Study investigates bleeding deaths associated with blood thinner Pradaxa

The death of Bob Smith* was a surprise to doctors. The 83-year old man was evaluated for what appeared to be a rather routine fall, and by all accounts he seemed fine. He was fully alert and oriented and could respond to verbal commands. CT scans taken when he arrived at the hospital revealed small, superficial areas of hemorrhage in his brain, but two hours later, another round of scans showed extensive progression of brain hemorrhaging. Efforts to stop the bleeding were fruitless. The elderly man fell into a deep coma and died soon after.

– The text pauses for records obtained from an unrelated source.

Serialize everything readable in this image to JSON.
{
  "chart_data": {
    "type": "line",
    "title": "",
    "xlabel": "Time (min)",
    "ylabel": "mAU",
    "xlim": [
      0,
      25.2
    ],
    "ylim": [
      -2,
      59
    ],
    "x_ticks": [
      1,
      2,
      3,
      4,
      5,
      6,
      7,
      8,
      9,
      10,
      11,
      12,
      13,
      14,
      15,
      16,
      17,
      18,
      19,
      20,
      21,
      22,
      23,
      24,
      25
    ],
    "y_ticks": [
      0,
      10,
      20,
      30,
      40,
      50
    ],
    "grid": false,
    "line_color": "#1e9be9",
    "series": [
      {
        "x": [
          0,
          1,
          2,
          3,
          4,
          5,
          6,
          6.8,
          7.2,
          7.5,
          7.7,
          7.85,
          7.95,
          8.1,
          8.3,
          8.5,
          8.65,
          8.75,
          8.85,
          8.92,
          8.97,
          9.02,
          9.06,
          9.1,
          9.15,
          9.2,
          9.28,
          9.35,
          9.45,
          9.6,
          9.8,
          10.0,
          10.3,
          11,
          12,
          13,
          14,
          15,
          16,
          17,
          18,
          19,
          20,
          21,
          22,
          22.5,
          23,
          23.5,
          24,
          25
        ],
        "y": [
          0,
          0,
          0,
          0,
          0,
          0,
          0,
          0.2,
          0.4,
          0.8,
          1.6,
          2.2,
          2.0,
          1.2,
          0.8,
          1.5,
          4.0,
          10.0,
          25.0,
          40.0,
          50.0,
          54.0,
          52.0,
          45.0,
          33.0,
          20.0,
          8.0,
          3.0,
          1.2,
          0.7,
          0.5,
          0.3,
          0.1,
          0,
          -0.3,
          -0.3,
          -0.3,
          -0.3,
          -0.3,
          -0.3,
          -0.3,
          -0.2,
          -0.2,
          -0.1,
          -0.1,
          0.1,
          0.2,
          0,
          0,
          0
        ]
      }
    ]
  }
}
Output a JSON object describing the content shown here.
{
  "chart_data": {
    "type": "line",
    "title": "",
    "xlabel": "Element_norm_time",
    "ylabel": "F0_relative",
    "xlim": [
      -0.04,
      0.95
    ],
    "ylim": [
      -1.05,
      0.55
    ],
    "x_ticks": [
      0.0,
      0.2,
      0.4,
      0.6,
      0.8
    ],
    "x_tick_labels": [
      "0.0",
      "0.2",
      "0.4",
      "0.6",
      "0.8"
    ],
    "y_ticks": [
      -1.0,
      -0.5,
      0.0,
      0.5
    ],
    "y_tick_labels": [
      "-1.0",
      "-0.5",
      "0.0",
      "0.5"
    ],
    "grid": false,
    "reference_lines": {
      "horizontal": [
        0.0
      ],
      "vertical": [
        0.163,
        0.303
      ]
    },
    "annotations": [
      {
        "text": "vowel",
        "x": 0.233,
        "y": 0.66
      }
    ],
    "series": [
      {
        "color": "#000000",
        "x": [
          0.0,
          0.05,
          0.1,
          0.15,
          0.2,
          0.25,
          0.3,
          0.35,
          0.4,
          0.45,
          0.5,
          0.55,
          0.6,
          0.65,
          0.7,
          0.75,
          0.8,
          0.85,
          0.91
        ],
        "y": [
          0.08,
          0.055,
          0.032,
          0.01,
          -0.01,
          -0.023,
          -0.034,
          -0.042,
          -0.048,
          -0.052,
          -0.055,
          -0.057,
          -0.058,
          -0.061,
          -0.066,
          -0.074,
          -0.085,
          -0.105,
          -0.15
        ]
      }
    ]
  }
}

What happened to Bob was not an isolated case. The man had been taking Pradaxa, a drug recently approved by the Food and Drug Administration (FDA) to prevent strokes in patients who also had a dangerous irregular heartbeat known as atrial fibrillation. The drug, known chemically as dabigatran, is a new class of oral medications called direct thrombin inhibitors. There are currently no effective reversal agents to counter the affects of Pradaxa. A study published in the Journal of Neurosurgery suggests that bleeding complications from Pradaxa are largely irreversible.

According to researchers, dialysis might remove 35 to 60 percent of Pradaxa from the bloodstream in two to three hours but that treatment may not be considered unless medical staff was familiar with the drug and took quick action.

There were already concerns about Pradaxa. In December, the FDA announced it was evaluating cases of bleeding associated with the blood clot preventer, but advised patients to continue taking it until a formal decision was made. Meanwhile, foreign drug regulators have added stronger warnings about the drug. Since Pradaxa was approved, there have been more than 260 deaths associated with the blood thinner.